‘WV Can’t Wait’ Goes Candidate Recruiting

The fledgling grassroots political movement “West Virginia Can’t Wait” is gearing up for another run in 2022.

The organization this week announced a “You Should Run!” campaign aimed at attracting “anti-corruption candidates” for the next election.

West Virginia Can’t Wait started three years ago with a goal of giving voters an option other than the two existing dominant parties.

“Voters are tired of voting for the lesser of the two evils. We’re tired of holding our noses,” said co-chair Katey Lauer in a news release. “We only care if you answer to people instead of corporations.”

The organization with its populist agenda wants to attract candidates and supporters from any political persuasion, but it clearly leans left.   Its “People’s Platform” includes a workers’ bill of rights, a New Deal-type jobs program and legalized marijuana.  But it also has more traditional platform planks, like better roads and expanded broadband.

West Virginia Can’t Wait put together an impressive grassroots effort in 2020.  It held 197 town hall meetings and organized campaign teams in all but one of the 55 counties.  It recruited 107 candidates to run at all levels of government under the Can’t Wait banner, but it had only limited success, with 11 victories.

The campaign’s highest profile candidate was Stephen Smith, who ran for the Democratic nomination for Governor.  He tirelessly crisscrossed the state attending town hall meetings, shaking hands and capitalizing on earned media.

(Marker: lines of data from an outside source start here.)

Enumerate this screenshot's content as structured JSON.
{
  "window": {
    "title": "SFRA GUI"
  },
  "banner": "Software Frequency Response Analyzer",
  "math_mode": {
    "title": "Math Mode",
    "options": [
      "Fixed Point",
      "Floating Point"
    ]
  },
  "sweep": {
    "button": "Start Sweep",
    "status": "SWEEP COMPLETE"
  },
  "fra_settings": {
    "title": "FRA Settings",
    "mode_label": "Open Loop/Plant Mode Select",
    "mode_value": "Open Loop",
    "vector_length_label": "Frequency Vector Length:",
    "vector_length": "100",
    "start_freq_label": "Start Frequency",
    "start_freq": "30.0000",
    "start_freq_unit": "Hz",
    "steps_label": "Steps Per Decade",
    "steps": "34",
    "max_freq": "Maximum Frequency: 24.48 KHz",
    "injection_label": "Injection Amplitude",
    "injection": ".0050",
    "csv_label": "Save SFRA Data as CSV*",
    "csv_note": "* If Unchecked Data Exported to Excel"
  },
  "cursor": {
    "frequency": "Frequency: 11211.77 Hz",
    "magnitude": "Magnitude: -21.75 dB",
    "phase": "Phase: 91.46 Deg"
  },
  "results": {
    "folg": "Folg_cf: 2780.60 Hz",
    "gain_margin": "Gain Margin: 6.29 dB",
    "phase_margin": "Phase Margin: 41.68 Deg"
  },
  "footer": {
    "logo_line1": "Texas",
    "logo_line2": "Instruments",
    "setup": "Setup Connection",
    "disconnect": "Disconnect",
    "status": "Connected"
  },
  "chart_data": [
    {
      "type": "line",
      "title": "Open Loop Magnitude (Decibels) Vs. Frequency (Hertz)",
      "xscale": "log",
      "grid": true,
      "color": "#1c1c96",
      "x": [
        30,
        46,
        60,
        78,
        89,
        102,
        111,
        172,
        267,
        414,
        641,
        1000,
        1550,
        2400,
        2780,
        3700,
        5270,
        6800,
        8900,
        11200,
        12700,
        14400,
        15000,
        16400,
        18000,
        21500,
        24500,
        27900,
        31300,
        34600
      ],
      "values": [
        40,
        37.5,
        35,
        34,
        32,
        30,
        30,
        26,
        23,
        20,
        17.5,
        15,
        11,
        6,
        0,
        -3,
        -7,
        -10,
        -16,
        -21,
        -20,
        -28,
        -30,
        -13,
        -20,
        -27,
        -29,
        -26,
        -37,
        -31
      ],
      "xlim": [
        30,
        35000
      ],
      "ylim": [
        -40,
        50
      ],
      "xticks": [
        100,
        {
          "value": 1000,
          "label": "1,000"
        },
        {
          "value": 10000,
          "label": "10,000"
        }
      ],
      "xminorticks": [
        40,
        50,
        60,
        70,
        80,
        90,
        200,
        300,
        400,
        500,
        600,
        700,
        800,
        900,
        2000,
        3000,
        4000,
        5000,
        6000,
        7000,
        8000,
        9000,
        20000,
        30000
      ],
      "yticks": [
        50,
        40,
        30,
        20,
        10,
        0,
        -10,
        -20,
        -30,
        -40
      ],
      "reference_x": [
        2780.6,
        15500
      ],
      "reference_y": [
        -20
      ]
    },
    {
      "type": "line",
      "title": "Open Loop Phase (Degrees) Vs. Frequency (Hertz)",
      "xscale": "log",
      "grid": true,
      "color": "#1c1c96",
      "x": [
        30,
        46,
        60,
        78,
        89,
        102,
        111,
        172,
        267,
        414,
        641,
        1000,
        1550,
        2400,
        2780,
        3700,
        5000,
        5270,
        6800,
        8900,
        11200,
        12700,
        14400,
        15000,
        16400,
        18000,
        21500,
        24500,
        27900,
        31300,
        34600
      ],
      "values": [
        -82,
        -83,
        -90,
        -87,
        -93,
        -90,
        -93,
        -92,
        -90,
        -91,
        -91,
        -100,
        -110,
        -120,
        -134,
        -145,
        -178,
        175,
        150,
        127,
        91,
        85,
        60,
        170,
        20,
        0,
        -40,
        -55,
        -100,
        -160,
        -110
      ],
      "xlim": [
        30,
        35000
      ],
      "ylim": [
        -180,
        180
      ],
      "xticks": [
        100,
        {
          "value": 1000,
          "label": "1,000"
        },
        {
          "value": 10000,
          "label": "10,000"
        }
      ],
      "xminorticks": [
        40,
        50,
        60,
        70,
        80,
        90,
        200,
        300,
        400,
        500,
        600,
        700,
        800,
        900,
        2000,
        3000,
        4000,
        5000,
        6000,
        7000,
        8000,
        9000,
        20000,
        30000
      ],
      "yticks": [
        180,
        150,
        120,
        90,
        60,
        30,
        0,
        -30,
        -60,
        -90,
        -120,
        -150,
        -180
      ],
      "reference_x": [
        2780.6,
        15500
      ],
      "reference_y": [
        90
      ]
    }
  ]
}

Smith dispelled the belief that fund-raising had to come from large donors.  He raised a whopping $778,000 through hundreds of small donations, many just five or ten dollars.  Smith had a strong showing in the Democratic Primary with 34 percent of the vote, second to the party’s nominee, Ben Salango, with 39 percent.

(Smith told me he is not planning to run for office in 2022.)

Today’s political campaigns are more about the individual candidate.  The influence of the dominant parties over the political pecking order and who runs for what has diminished.  West Virginia Can’t Wait, however, is more of a throwback.

It creates an umbrella platform then recruits candidates to sign up, promising “a range of support” including seed funding, volunteers, candidate training, press and social media exposure, a field staff of professionals and “a community of other candidates to trade ideas with.”

The campaign would like to score a win at the statewide or congressional level, but it is also trying to build from the bottom up. That is a significant challenge, and it requires massive amounts of organizing and legwork, which their resolute volunteers appear willing to do.

West Virginia Can’t Wait is tethered to progressive ideals, and that is a tough sell in a conservative state where the majority of voters in every county voted for Donald Trump in the last election.  However, the movement also has a practical approach of meeting voters where they live, listening to their concerns and zeroing in on kitchen table issues.

That is a good place to start to win hearts and minds.